Manifold: Runtime Capability Discovery¶

When you have 100+ tools but the LLM can only handle ~30 at once:

manifold = H.manifold(
    tools=None,           # ToolRegistry (BM25-indexed)
    skills="skills/",     # Skill directory
    always_loaded=["search_code"],
    max_tools=30,
)
# Provides meta-tools: search_capabilities, load_capability, finalize_capabilities
result = manifold.search("code review")

Composition Proof: Foundation Primitives Working Together¶

All four foundation primitives compose through EventBus. One subscription point, one observation layer, zero duplication:

bus = H.event_bus(max_buffer=100)
all_events = []
bus.subscribe(lambda e: all_events.append(e.kind))

# ToolPolicy -> emits errors
_policy = H.tool_policy().retry("bash").with_bus(bus)

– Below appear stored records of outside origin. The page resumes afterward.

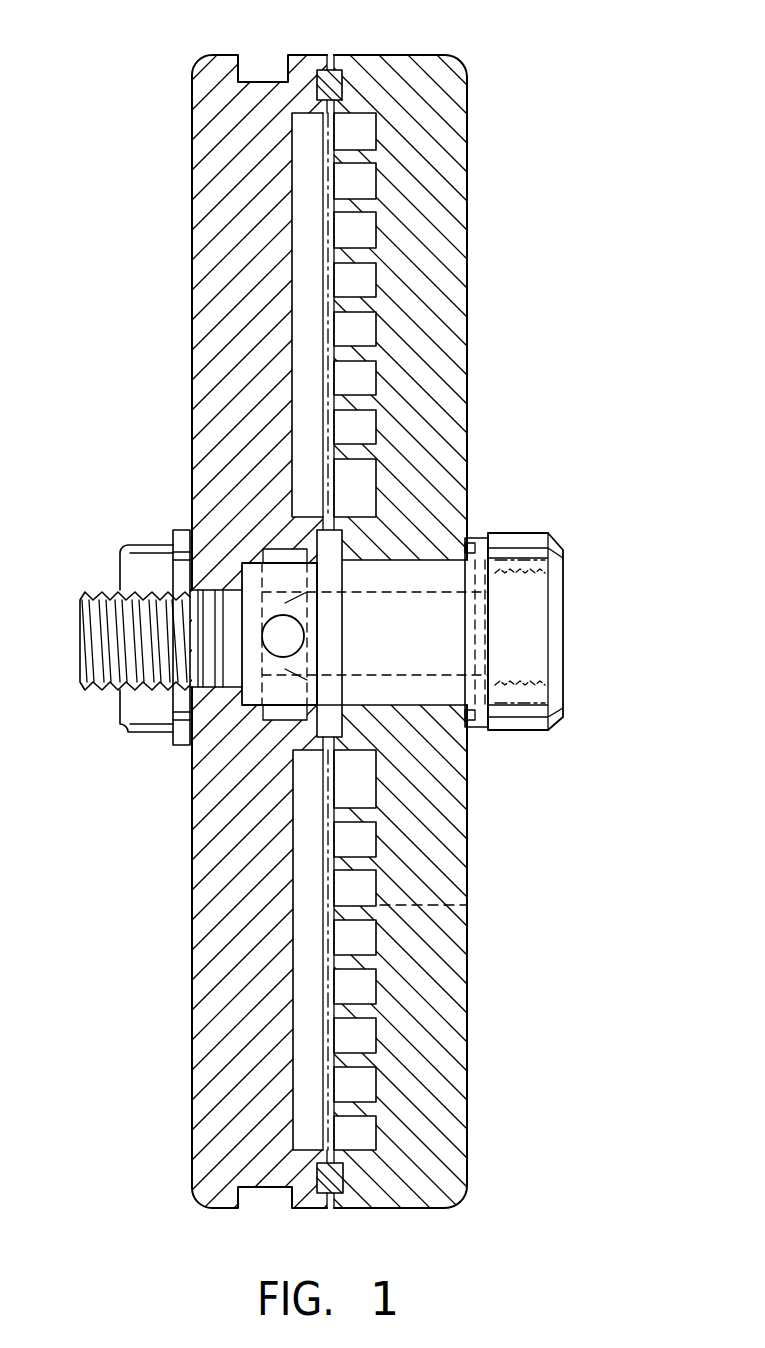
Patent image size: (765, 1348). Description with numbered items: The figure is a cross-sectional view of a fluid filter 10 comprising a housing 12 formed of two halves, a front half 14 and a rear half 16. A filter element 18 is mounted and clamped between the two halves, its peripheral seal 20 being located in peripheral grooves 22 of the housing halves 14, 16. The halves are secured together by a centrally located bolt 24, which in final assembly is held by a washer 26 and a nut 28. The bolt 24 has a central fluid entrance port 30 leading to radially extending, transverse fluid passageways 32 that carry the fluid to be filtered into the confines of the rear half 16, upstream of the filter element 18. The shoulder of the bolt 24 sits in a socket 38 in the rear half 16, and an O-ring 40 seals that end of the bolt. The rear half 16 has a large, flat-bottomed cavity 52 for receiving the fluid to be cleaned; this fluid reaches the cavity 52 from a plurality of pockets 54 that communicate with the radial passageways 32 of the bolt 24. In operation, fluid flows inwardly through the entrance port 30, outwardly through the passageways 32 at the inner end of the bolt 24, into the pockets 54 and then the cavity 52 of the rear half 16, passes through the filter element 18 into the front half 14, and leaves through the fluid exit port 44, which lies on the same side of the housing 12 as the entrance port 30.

The fluid filter 10 is at (382, 672).
The housing 12 is at (382, 672).
The front half 14 is at (467, 342).
The rear half 16 is at (190, 290).
The filter element 18 is at (323, 175).
The peripheral seal 20 is at (325, 70).
The peripheral grooves 22 is at (343, 84).
The bolt 24 is at (508, 534).
The washer 26 is at (182, 743).
The nut 28 is at (132, 543).
The fluid entrance port 30 is at (537, 617).
The transverse fluid passageways 32 is at (278, 570).
The socket 38 is at (240, 692).
The O-ring 40 is at (220, 590).
The fluid exit port 44 is at (443, 957).
The cavity 52 is at (307, 333).
The pockets 54 is at (285, 725).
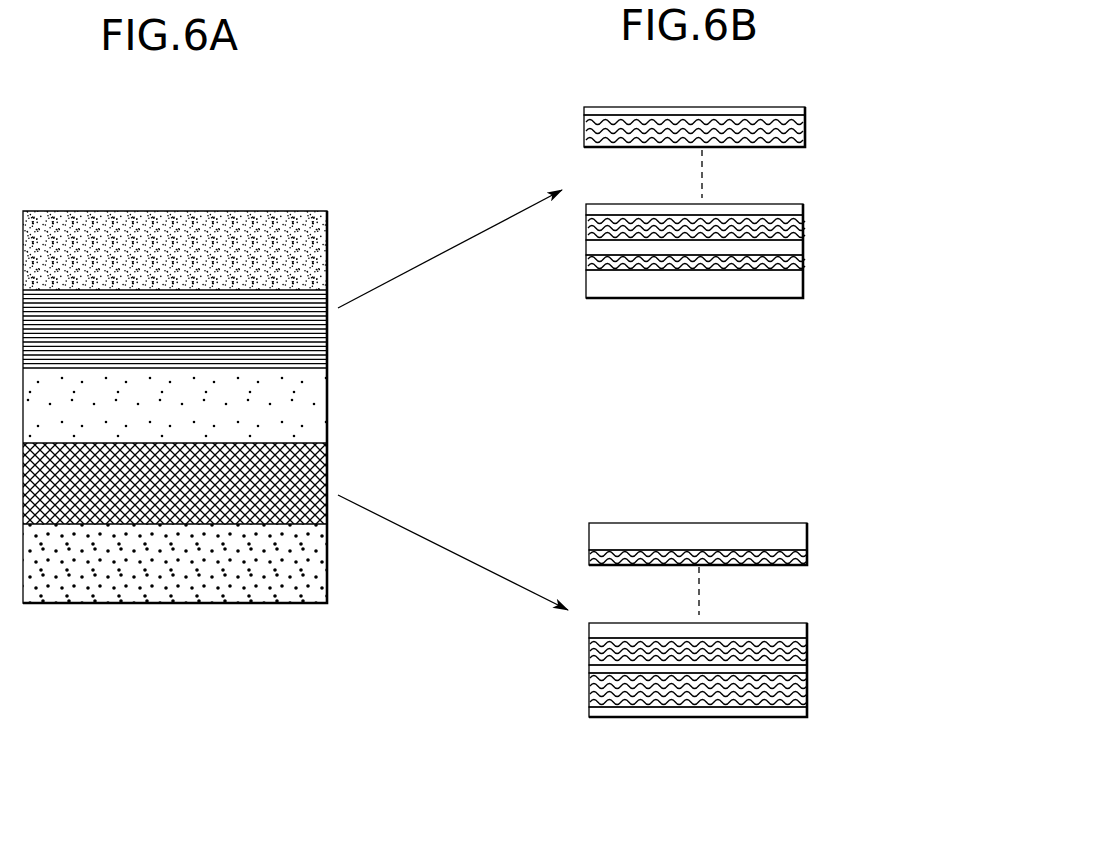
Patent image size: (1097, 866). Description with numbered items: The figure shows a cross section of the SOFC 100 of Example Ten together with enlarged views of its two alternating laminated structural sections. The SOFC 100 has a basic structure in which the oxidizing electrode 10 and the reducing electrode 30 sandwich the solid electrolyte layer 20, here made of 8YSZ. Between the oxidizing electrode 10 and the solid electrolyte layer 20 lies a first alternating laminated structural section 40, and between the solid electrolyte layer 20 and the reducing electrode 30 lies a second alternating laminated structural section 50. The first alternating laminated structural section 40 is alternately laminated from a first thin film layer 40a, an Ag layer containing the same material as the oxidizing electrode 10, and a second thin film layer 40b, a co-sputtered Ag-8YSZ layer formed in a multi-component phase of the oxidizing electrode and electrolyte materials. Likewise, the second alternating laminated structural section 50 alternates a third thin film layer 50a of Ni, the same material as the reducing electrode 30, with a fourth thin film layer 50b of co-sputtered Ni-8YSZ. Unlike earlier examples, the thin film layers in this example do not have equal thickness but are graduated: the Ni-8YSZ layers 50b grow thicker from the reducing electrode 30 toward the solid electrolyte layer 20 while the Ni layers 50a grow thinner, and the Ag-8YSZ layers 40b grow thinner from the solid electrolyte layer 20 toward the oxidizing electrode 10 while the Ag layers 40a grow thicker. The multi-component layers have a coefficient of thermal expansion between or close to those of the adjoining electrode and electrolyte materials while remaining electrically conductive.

In FIG. 6A, the SOFC 100 is at (278, 173).
In FIG. 6A, the oxidizing electrode 10 is at (313, 242).
In FIG. 6A, the first alternating laminated structural section 40 is at (317, 332).
In FIG. 6B, the first thin film layer 40a is at (805, 135).
In FIG. 6B, the second thin film layer 40b is at (805, 108).
In FIG. 6A, the solid electrolyte layer 20 is at (315, 405).
In FIG. 6A, the second alternating laminated structural section 50 is at (315, 466).
In FIG. 6B, the third thin film layer 50a is at (807, 553).
In FIG. 6B, the fourth thin film layer 50b is at (807, 527).
In FIG. 6A, the reducing electrode 30 is at (317, 568).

# BudgetMonitor -> emits compression triggers
monitor = H.budget_monitor(100).on_threshold(0.9, lambda m: None).with_bus(bus)

# TaskLedger -> emits task lifecycle
ledger = H.task_ledger().with_bus(bus)

# Simulate activity
monitor.record_usage(95, 0)  # triggers 0.95 threshold
ledger.register("build", "npm run build")
ledger.start("build")
ledger.complete("build", "success")

# All events flow through the single bus
assert "compression_triggered" in all_events
assert "task_event" in all_events
assert all_events.count("task_event") == 3  # pending, running, complete

Complete Source Code¶

The full source with all 26 test functions is at examples/cookbook/79_coding_agent_harness.py.

Run all tests:

uv run pytest examples/cookbook/79_coding_agent_harness.py -v

Design Philosophy¶

Why composable layers, not a monolithic `HarnessAgent`?¶

Every harness is different:

Code review needs diff-mode editing + git tools but no web access
Research needs web tools but no file editing
DevOps needs process management + MCP servers but no notebooks

The H namespace gives you building blocks. You compose what you need. The composition is the configuration.

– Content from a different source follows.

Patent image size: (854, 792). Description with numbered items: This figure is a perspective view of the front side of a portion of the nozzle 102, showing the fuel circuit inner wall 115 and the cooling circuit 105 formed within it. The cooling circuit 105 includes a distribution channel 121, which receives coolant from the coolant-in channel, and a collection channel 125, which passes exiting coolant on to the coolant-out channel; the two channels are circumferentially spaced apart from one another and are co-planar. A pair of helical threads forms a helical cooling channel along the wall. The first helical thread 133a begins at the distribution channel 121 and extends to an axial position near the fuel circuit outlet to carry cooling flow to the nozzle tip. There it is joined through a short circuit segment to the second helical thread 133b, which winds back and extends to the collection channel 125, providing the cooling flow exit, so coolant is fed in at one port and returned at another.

The Four Foundation Primitives¶

Primitive	What it prevents	Composes with
`EventBus`	Building separate observation layers	SessionTape, HookRegistry, Renderer
`ToolPolicy`	Reimplementing per-tool retry/fallback	`M.retry()`, ErrorStrategy
`BudgetMonitor`	Reimplementing token tracking	`C.rolling()`, ContextCompressor
`TaskLedger`	Reimplementing task tracking	Core dispatch primitives

They exist because the core framework (S, C, M, T, G) is declarative and agent-scoped. Harness building needs imperative, session-scoped control.